Pada Agustus 2025, Chevrolet Corvette sempat mencatatkan sejarah sebagai mobil produksi Amerika tercepat yang melaju di Nürburgring. Dua varian Corvette, yakni ZR1X berdaya 1.250 hp dan ZR1 dengan 1.064 hp, masing-masing mencatat waktu 6:49.275 dan 6:50.763. Prestasi ini sejenak menyita perhatian dunia otomotif.

Namun, keberhasilan Corvette tak berlangsung lama. Ford Mustang GTD Competition melaju lebih cepat dengan waktu 6:40.835 di lintasan sepanjang 12,944 mil tersebut. Tony Roma, Chief Engineer Eksekutif Corvette dan Performance Cars di GM, mengakui pencapaian Ford, tetapi ia tak berniat menyerah begitu saja.

“Saya bangga dengan apa yang telah kami capai di Nürburgring,” ujar Roma. “Kami melakukan sesuatu yang unik dengan para pengemudi pengembangan kami dan kru lokal kami. Semuanya berasal dari kami dan mitra kami di Michelin.”

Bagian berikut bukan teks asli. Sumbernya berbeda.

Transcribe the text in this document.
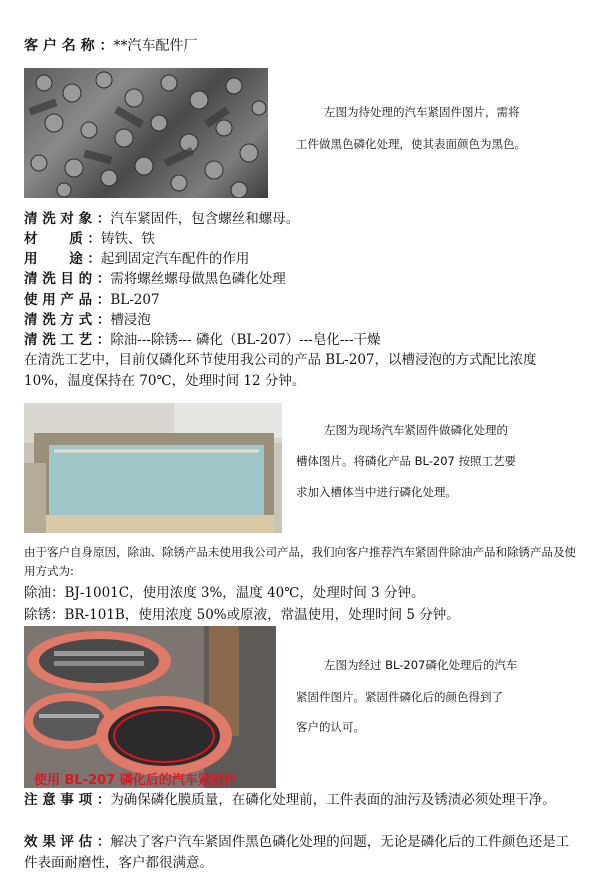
客 户 名 称 ：**汽车配件厂
左图为待处理的汽车紧固件图片，需将
工件做黑色磷化处理，使其表面颜色为黑色。
清 洗 对 象 ：汽车紧固件，包含螺丝和螺母。
材　　 质 ：铸铁、铁
用　　 途 ：起到固定汽车配件的作用
清 洗 目 的 ：需将螺丝螺母做黑色磷化处理
使 用 产 品 ：BL-207
清 洗 方 式 ：槽浸泡
清 洗 工 艺 ：除油---除锈--- 磷化（BL-207）---皂化---干燥
在清洗工艺中，目前仅磷化环节使用我公司的产品 BL-207，以槽浸泡的方式配比浓度 10%，温度保持在 70℃，处理时间 12 分钟。
左图为现场汽车紧固件做磷化处理的
槽体图片。将磷化产品 BL-207 按照工艺要
求加入槽体当中进行磷化处理。
由于客户自身原因，除油、除锈产品未使用我公司产品，我们向客户推荐汽车紧固件除油产品和除锈产品及使用方式为:
除油：BJ-1001C，使用浓度 3%，温度 40℃，处理时间 3 分钟。
除锈：BR-101B，使用浓度 50%或原液，常温使用，处理时间 5 分钟。
使用 BL-207 磷化后的汽车紧固件
左图为经过 BL-207磷化处理后的汽车
紧固件图片。紧固件磷化后的颜色得到了
客户的认可。
注 意 事 项 ：为确保磷化膜质量，在磷化处理前，工件表面的油污及锈渍必须处理干净。
效 果 评 估 ：解决了客户汽车紧固件黑色磷化处理的问题，无论是磷化后的工件颜色还是工件表面耐磨性，客户都很满意。
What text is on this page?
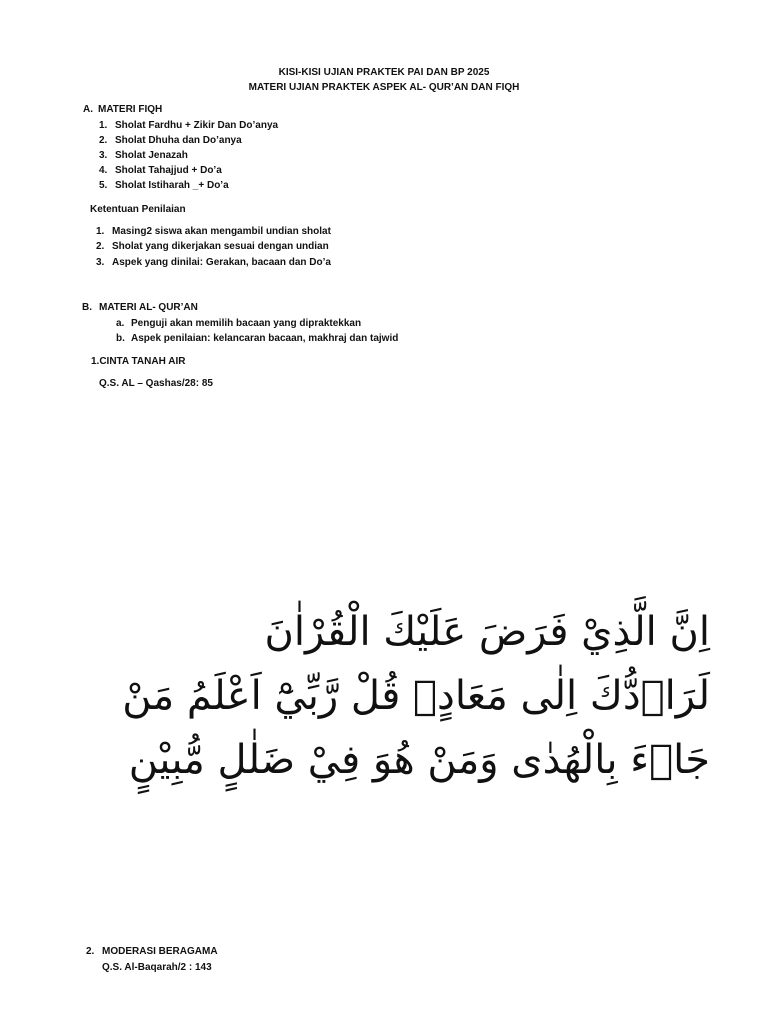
KISI-KISI UJIAN PRAKTEK PAI DAN BP 2025
MATERI UJIAN PRAKTEK ASPEK AL- QUR’AN DAN FIQH
A. MATERI FIQH
1. Sholat Fardhu + Zikir Dan Do’anya
2. Sholat Dhuha dan Do’anya
3. Sholat Jenazah
4. Sholat Tahajjud + Do’a
5. Sholat Istiharah _+ Do’a
Ketentuan Penilaian
1. Masing2 siswa akan mengambil undian sholat
2. Sholat yang dikerjakan sesuai dengan undian
3. Aspek yang dinilai: Gerakan, bacaan dan Do’a
B. MATERI AL- QUR’AN
a. Penguji akan memilih bacaan yang dipraktekkan
b. Aspek penilaian: kelancaran bacaan, makhraj dan tajwid
1.CINTA TANAH AIR
Q.S. AL – Qashas/28: 85
اِنَّ الَّذِيْ فَرَضَ عَلَيْكَ الْقُرْاٰنَ
لَرَاۤدُّكَ اِلٰى مَعَادٍۗ قُلْ رَّبِّيْٓ اَعْلَمُ مَنْ
جَاۤءَ بِالْهُدٰى وَمَنْ هُوَ فِيْ ضَلٰلٍ مُّبِيْنٍ
2. MODERASI BERAGAMA
Q.S. Al-Baqarah/2 : 143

Meskipun demikian, Roma menegaskan bahwa Corvette tidak akan terburu-buru untuk kembali ke lintasan. “Saya tidak merasa tertekan untuk segera balik lagi. Kami akan kembali ke Nürburgring, mungkin bukan minggu depan atau bulan depan, tetapi ketika kami sudah siap dengan persiapan matang,” katanya.

Roma juga menekankan pentingnya pencapaian Corvette bagi reputasi merek Amerika. “Mencatatkan waktu di Nürburgring bukan perkara murah. Namun, jika sebuah mobil Amerika bisa melakukannya, itu berarti sesuatu bagi dunia,” tambahnya. “Sebagai warga Amerika, perwakilan GM, dan pecinta mobil, pencapaian ini benar-benar membanggakan.”

Di luar urusan profesional, Roma memiliki hubungan pribadi yang istimewa dengan Nürburgring. Ia telah melintasi lintasan tersebut lebih dari 2.000 kali, baik untuk tes maupun balapan. “Nürburgring adalah tempat yang sangat istimewa bagi saya,” ungkapnya. “Saya sudah pergi ke sana selama 27 tahun dan memiliki sertifikat pool industri. Itulah mengapa balapan di sana menjadi impian saya sejak dulu.”

Tahun ini, Roma kembali berkompetisi di Nürburgring dengan mobil BMW 330 CS dalam ajang Historic Race. Ia juga turut serta dalam balapan 24 Jam dengan mobil Jung Motorsport Cupra Leon KL, semuanya atas biaya pribadi. Meskipun demikian, prestasinya tak bisa dianggap remeh—ia berhasil meraih kemenangan kelas pada 2025.

“Saya sangat ingin mengendarai mobil GT4 atau yang sejenis, tetapi ketika harus mengeluarkan biaya sendiri dan meyakinkan istri, itu jadi tantangan tersendiri,” candanya.